Shepard's four family plays (Curse of the Starving Class, Buried Child, True West and A Lie of the Mind) confirmed his reputation as a playwright of extremes, of setting (the desert and blank prairie are never too far from the front steps of a Sam Shepard family house), of language (a rock-and-roll inflected stylization of American speech, transformed by the 1970s into a more twisted interior form of self-torture), and of form. In these four plays one can see Shepard struggling to find an objective correlative for his vision of family, each success marked also by a fatal failure. Buried Child, though the winner of the 1979 Pulitzer Prize for drama (the first awarded to a play that originated off-Broadway, believe it or not), is burdened by an overdrawn symbolism; True West's entertainment-industry comedy is too light to sustain too deep an insight into its duelling brothers; my own favorite of the four, Curse of the Starving Class, attempts an uneven balance between comic absurdity and blood ritual, and takes not a few headers off this very thin tightrope. Except for True West, these plays are all epic in scope and intention, extremely physical and poetic, sometimes very consciously so.

But attractive to performers and playwrights indeed, for just those same reasons. The Chekhov Company's production of A Lie of the Mind bids fair to confirm Lie's status as the most successful of the four family plays, not least because the symbolism takes a back seat to Shepard's incisive map of the dynamic sexual and social drives that tend to spin families apart. After all the ritualistic and symbolic conceit (none dare call it "bullshit") of his early work, Shepard emerges as a closet psychological realist.

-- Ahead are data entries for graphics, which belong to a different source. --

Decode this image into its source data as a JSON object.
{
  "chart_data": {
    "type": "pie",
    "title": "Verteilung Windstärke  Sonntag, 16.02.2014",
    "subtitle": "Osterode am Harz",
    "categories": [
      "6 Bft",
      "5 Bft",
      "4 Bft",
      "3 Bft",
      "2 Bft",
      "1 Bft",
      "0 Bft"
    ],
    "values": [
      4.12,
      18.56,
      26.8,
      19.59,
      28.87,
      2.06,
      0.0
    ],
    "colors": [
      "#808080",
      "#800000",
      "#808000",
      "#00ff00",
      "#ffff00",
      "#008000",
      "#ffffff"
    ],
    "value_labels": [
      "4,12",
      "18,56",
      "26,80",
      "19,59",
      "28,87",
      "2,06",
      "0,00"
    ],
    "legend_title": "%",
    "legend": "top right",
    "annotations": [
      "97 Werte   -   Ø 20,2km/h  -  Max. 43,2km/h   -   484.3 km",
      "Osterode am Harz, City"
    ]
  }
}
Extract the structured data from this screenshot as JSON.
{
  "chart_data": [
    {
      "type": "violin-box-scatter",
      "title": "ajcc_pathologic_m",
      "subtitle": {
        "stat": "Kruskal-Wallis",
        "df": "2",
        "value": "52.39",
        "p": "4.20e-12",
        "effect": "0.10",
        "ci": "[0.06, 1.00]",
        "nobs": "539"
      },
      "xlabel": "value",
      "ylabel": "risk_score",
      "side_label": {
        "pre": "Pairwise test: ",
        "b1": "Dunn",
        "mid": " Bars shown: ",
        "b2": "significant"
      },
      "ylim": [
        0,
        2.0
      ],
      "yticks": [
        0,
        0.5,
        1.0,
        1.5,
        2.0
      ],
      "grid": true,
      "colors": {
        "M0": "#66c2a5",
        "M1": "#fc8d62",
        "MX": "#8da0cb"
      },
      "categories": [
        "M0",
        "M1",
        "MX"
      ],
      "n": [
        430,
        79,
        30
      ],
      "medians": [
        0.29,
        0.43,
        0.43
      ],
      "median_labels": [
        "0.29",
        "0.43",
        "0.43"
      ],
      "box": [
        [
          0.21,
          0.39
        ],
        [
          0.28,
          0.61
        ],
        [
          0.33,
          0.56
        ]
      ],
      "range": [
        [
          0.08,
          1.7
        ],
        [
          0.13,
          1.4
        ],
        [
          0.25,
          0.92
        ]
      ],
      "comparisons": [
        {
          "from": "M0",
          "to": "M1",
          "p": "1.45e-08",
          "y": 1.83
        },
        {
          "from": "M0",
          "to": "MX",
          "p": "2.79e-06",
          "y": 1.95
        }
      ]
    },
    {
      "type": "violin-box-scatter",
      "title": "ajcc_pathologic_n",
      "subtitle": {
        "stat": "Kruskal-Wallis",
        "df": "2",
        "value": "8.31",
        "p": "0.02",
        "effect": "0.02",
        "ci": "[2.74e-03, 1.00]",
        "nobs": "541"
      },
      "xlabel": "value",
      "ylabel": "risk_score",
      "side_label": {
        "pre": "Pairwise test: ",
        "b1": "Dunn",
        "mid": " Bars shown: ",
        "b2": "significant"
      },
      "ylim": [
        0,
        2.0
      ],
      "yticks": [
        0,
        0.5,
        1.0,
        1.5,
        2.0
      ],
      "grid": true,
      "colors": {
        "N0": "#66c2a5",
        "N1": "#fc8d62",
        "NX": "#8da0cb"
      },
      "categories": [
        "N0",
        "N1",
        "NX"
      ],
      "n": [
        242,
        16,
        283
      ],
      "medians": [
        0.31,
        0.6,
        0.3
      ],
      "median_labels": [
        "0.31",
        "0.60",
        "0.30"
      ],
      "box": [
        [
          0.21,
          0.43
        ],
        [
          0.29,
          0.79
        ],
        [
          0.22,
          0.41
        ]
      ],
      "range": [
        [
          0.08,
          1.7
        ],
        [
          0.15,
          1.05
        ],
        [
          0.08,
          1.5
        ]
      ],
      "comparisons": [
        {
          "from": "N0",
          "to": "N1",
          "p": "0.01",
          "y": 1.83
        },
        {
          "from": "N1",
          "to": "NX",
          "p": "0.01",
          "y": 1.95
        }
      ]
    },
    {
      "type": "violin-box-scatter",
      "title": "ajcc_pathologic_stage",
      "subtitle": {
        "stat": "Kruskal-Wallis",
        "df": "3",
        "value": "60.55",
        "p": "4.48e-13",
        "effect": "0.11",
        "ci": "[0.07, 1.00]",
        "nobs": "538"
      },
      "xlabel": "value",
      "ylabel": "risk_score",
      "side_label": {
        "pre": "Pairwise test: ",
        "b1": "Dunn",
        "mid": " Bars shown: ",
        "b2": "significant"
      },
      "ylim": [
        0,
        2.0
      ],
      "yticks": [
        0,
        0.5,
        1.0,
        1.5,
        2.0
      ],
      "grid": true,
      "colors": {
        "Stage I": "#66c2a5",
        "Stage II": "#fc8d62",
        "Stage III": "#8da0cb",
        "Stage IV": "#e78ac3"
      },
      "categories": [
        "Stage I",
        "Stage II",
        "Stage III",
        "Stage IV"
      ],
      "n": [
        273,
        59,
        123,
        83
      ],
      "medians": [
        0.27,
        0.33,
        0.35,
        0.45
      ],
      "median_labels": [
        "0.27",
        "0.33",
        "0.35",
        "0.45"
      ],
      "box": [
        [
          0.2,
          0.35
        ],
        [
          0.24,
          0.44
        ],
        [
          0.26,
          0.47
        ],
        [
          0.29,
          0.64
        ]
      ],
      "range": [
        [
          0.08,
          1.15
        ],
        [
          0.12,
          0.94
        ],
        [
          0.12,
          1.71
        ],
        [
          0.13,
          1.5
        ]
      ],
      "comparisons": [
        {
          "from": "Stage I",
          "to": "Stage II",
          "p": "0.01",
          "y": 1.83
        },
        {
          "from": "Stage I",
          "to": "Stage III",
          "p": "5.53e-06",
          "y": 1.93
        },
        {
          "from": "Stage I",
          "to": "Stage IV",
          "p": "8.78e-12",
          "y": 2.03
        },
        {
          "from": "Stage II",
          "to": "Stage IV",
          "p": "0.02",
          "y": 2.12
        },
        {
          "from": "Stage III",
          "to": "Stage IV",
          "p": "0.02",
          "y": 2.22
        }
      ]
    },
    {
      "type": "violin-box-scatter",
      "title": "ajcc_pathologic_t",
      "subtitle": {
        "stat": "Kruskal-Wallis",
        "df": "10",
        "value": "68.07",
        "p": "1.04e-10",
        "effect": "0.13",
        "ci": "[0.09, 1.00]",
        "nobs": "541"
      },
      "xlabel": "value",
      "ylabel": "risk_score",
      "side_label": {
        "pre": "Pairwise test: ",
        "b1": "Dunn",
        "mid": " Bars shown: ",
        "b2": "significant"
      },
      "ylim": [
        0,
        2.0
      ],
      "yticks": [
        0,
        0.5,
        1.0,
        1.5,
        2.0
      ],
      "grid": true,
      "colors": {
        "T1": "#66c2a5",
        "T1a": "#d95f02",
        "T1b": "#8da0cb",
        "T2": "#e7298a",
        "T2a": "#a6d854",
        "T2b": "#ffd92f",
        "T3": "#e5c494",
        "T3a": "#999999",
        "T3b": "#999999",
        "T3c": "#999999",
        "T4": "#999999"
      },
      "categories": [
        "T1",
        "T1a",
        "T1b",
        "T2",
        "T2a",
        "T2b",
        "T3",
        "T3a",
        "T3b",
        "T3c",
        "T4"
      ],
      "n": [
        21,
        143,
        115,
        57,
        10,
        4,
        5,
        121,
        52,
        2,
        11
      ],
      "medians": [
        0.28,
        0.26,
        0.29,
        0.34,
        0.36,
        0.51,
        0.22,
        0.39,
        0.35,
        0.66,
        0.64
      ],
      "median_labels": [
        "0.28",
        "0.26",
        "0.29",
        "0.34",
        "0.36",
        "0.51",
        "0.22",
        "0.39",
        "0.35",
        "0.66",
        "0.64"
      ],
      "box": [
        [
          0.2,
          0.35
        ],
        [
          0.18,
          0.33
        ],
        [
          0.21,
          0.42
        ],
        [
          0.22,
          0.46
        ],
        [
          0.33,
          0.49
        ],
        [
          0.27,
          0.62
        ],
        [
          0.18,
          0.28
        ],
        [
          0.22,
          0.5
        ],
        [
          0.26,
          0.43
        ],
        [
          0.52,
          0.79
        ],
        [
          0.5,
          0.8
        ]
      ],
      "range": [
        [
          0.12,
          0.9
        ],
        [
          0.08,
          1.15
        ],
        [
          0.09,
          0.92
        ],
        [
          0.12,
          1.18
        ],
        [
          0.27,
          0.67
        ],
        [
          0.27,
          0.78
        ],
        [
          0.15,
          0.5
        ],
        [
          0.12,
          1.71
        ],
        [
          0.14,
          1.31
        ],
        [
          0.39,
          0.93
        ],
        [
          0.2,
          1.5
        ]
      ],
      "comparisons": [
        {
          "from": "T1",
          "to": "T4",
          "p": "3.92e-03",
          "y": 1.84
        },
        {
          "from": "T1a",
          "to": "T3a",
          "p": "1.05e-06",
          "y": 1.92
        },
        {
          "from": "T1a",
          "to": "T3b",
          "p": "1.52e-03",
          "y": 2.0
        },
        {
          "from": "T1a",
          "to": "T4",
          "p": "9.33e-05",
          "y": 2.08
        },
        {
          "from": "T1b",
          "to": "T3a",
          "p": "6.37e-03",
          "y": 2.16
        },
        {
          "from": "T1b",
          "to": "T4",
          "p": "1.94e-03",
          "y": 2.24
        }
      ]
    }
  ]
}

Following the success of his film career, premieres of new Shepard plays have become rarer and rarer, with Shepard's The God of Hell in 2004 the first premiere of a new Shepard play since 2000. So this is a good time for a retrospective of his work, especially to begin assessing its place in the development of American drama in the early 21st century. Now, the Great White Hopes of American drama (no longer exclusively white, heterosexual and male, thank god) assess visions of the margins of America's subcultures and the dynamic conflicts between assimilation and the integrity of individual identity. Shepard's vision placed these same conflicts in the bosom of the American home; nor have these conflicts been resolved there; indeed, with the rightward swing of American culture, many of Shepard's concerns have re-emerged as indictments of an even more debilitating cultural recidivism, even for the white American middle class, Shepard's true milieu. I will be following the Chekhov Company's explorations closely, and if its production of A Lie of the Mind is any indication, the retrospective will provide much energetic food for thought.